Los chilenos conmemoraron los 40 años del golpe de Estado en medio de reclamos por el sistema político y económico heredado de la dictadura de Augusto Pinochet

Capital. Policías chilenos arrestan a una manifestante que protestaba en la avenida Alameda de Santiago.

Capital. Policías chilenos arrestan a una manifestante que protestaba en la avenida Alameda de Santiago. AFP.

AFP / Santiago de Chile

01:03 / 12 de septiembre de 2013

Chile conmemoró ayer los 40 años del golpe de Estado que instaló la dictadura de Augusto Pinochet, con disturbios en barrios periféricos y un llamado del presidente Sebastián Piñera a superar los traumas del pasado.

La jornada estuvo precedida de enfrentamientos y barricadas en algunas poblaciones de la periferia de Santiago, tradicionales puntos de oposición a la dictadura de Pinochet, que derrocó al gobierno del socialista Salvador Allende y se saldó con más de 3.200 víctimas. Los enfrentamientos, de menor intensidad a los esperados por el Gobierno, dejaron al menos 68 detenidos y cinco autos quemados, según la Policía.

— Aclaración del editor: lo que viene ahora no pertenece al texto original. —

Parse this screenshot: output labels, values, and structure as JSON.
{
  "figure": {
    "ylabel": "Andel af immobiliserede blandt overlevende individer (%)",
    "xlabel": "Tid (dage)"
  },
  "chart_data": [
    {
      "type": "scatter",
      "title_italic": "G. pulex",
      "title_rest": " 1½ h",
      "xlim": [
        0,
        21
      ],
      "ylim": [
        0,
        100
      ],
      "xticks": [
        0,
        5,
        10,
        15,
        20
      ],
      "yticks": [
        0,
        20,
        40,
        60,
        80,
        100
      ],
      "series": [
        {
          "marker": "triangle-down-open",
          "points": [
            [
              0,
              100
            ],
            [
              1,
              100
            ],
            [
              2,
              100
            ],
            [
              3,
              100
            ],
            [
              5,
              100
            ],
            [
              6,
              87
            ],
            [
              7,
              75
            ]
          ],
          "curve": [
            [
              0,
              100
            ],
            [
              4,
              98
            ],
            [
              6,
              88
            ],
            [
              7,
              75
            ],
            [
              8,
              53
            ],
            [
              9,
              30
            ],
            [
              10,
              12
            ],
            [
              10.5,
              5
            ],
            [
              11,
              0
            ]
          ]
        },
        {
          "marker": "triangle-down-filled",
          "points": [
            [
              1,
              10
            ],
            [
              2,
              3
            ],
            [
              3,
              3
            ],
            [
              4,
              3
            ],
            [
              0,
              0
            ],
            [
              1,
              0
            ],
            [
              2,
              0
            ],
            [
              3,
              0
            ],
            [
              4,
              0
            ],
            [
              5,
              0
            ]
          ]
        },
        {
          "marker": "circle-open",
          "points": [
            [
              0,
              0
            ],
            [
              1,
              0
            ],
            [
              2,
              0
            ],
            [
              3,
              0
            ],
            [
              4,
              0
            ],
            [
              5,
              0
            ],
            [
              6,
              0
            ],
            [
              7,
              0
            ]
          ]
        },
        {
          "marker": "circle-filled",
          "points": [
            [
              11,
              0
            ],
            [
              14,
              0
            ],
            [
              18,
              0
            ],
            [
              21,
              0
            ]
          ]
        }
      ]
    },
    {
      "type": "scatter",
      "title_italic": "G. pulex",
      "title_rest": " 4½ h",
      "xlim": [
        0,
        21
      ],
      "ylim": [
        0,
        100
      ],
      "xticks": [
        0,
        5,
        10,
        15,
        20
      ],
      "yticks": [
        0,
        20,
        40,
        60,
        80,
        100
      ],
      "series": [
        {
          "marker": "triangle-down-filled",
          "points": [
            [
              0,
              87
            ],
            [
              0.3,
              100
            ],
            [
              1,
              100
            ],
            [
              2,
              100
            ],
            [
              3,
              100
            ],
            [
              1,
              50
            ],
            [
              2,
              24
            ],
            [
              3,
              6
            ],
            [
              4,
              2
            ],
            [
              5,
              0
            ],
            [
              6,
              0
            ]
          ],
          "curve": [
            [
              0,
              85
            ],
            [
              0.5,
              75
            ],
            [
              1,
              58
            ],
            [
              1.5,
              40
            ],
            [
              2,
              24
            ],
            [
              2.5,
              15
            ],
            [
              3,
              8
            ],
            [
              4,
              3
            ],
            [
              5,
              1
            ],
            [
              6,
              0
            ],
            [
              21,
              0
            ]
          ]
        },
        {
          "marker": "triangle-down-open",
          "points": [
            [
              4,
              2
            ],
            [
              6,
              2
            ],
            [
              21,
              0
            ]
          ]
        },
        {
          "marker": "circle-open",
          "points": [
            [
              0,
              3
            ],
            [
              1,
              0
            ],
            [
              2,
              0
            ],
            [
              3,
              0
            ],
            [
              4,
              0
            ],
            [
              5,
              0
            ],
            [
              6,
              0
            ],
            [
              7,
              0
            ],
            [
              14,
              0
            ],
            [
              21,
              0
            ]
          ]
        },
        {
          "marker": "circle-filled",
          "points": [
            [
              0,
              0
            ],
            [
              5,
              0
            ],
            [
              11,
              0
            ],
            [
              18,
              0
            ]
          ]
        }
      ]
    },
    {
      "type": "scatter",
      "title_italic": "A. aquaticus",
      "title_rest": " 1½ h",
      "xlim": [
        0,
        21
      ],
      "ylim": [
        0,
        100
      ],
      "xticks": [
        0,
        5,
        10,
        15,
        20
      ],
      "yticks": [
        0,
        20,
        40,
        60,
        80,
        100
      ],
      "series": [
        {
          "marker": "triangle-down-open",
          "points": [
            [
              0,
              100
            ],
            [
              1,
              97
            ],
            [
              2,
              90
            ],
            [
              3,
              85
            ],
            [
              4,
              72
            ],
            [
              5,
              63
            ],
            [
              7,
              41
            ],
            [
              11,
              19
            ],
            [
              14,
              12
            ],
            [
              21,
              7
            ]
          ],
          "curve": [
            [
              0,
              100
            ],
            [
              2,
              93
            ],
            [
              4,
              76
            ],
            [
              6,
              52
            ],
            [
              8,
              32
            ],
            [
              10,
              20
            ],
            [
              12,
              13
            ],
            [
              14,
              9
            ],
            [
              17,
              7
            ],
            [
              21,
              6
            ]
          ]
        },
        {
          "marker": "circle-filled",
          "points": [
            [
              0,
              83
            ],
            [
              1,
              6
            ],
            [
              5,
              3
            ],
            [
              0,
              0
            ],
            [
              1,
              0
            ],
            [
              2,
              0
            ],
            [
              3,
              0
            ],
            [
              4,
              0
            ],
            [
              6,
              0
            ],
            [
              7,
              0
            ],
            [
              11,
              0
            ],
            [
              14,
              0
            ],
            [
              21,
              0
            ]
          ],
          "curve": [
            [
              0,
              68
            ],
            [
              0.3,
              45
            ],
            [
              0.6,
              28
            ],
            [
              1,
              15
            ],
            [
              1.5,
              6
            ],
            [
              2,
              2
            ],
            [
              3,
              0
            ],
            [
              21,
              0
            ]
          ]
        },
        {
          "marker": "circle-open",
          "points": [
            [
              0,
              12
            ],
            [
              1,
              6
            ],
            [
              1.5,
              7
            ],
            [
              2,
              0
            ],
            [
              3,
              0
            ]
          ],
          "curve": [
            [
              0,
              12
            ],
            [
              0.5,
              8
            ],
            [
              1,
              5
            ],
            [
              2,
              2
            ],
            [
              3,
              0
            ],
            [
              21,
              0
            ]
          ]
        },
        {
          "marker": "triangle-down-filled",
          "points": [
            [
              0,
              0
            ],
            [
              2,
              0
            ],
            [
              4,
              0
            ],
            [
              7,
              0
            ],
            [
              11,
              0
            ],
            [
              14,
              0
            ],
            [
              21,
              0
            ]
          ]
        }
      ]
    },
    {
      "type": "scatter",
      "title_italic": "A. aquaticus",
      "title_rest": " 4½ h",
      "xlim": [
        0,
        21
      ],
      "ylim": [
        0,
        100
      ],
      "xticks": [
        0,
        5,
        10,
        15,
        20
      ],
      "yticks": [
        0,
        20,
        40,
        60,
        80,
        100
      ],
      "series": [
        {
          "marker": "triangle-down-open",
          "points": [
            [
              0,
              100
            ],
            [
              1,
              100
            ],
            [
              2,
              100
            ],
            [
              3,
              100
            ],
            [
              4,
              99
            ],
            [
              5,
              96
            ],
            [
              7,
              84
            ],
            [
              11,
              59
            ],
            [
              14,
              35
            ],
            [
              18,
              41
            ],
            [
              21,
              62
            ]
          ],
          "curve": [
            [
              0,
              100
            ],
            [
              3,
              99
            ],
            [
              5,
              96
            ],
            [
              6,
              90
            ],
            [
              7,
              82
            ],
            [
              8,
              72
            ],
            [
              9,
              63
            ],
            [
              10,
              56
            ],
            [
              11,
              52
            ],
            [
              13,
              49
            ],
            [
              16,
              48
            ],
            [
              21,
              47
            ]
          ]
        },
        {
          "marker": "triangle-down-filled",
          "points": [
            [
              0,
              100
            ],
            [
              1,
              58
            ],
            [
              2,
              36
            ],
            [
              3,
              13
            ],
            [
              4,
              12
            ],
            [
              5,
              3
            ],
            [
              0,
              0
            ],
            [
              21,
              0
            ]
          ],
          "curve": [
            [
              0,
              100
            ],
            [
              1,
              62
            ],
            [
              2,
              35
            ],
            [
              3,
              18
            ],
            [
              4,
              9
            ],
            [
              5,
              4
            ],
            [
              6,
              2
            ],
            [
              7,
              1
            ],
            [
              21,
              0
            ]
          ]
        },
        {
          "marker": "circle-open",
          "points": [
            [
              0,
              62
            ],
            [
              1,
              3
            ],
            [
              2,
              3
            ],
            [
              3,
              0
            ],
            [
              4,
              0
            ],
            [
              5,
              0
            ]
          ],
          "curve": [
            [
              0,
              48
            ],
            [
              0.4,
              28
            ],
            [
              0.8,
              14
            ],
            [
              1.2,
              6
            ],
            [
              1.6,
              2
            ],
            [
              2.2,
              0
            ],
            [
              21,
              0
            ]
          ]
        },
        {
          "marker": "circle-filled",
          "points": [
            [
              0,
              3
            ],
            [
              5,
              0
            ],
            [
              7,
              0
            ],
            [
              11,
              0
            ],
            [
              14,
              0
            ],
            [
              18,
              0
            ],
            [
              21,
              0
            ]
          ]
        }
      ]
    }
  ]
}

En la céntrica comuna de Providencia el chofer de un autobús del transporte público pudo sofocar un intento de quemar el vehículo con pasajeros a bordo. “El balance ha sido muy positivo con relación a lo que se esperaba”, dijo el ministro del Interior y Seguridad, Andrés Chadwick, al entregar un primer balance en el palacio presidencial de La Moneda. En el país, agregó, se “están desarrollando las actividades en forma total y completamente normal”.

Los disturbios son habituales en esta fecha, cuando en las poblaciones pobres de la capital chilena, en su mayoría jóvenes, se dan licencia para atacar a la Policía pero también para saquear algunos comercios, tras cortar el suministro de electricidad.

Confrontación. Para enfrentar la fecha, la Policía estableció un plan especial de vigilancia, que comprende el resguardo adicional de la ciudad de unos 8.000 policías. El comercio y casi la mayoría de los servicios públicos cierran sus puertas más temprano de lo habitual, para permitir el retorno de los trabajadores.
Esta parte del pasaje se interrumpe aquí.